Agreed. It’s an excellent idea in principle and I hope it develops further. The real world usage requires a much higher precision than this, this is a rough tool at best by the looks of it.
The reality capture and reality capture visualization happens with support from RTK-enabled receivers, including highly portable Leica FLX100. The model placement is done with up to 1cm level accuracy. Orientation is done with sub-0.2° accuracy thanks to the patent pending positioning tech from vGIS.
@Archie, numerous real-life scenarios don’t require 1mm accuracy. Some do, and the reality capture is done with high-accuracy LiDAR scans. However, many ordinacy scenarios don’t require 1mm accuracy. With the cost per scan in single dollars, this technology is used by 100s of companies around the world to analyze issues, preserve evidence and build up archives of excavations.
@vGIS Team.
Respectfully, you won’t be offended if I don’t take YOUR word for it.
Concept is excellent, don’t really care for the reply. Reflexive and defensive replies from companies marketing this isn’t winning you any points. Think about how you reply to people properly before making that jump.
There is something very suspicious about these videos. What’s the source of the data?
They show highly-detailed, full colour 3D images of the insides of trenches – including how cables are twisted together and lay across each other, and even leaves lying in the side.
This definitely doesn’t come from a GIS, nor from ground-penetrating radar. Neither is going to store or show the location of leaves! Don’t forget that the trench doesn’t even *exist* any more. It has been filled in, and is all just solid ground now.
I can see two possibilities:
1. The images come from photographs taken from multiple angles while the trench was open. That’s quite cool – but very few areas will have photographs like this on file.
2. It’s all synthetic: a computer-artists view of what a trench *might* look like, how the cables *might* be laid across each other, and so on. In this case, it’s worse than a GIS map. It gives a false sense of accuracy, when the GIS data just says cable goes from position (x1,y1) to (x2,y2) at nominal depth (z).
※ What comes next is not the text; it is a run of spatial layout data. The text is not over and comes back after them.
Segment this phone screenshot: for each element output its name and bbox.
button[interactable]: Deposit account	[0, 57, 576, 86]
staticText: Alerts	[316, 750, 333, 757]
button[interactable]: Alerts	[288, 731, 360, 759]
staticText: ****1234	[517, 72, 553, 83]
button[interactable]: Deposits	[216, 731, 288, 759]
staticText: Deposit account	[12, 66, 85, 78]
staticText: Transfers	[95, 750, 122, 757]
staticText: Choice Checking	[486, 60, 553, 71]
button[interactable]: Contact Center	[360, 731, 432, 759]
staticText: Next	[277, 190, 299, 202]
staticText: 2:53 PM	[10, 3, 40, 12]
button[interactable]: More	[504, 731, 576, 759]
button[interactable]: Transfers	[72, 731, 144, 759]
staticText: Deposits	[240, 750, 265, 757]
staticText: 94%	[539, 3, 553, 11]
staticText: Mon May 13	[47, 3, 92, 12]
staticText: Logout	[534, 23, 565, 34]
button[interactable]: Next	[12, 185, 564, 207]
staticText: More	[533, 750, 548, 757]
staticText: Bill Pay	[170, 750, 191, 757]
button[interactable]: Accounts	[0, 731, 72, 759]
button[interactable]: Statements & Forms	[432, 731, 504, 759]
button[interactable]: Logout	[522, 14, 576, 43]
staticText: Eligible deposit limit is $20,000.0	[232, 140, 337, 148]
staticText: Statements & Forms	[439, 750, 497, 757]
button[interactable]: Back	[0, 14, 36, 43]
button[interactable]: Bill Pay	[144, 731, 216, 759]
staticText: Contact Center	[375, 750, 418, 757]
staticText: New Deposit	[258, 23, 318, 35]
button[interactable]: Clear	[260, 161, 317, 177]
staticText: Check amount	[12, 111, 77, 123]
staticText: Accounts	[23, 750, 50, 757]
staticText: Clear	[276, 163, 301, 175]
No.1, as somewhat explained in the article. You can either get that at the same time as doing the 3D scan (lasers + image capture) with a specific piece of kit or take lots of images from different angles etc.
The technology at work has been around for a few years, but applying it to street works and adding in other data points is much newer.
The videos shows a 3D model of the previously excavated trench overlaid over the same location a few weeks later, when the trench is filled. The model is captured with photogrammetry. Another option is to use a consumer-grade LiDAR built into the 2020 iPad Pro and iPhone 12 Pro.
Some visuals are displayed with 10cm or so accuracy (without GNSS). Others are placed with up to 1cm accuracy with support from high-accuracy GNSS.
Lots of old dinosaurs here, who can’t fathom how a technology like this can work. Ask children, they’ll tell you how images are captured with 3D scans and GPS co-ordinates, angles, are precisely calculated with sensitive instruments.
I wonder if these doubters know that other fantastic technologies already exist and are in use, such as VR headsets, with extremely high 4k + resolution at high refresh rate (120Hz+).
Looks very good, but can’t believe that no one else has commented about the cables which go to the cabinet in the first video at 2:15 clearly appear to be out by far more than 10cm. Still will give engineers a great idea of what’s underground once an easily accessible database of videos is built up.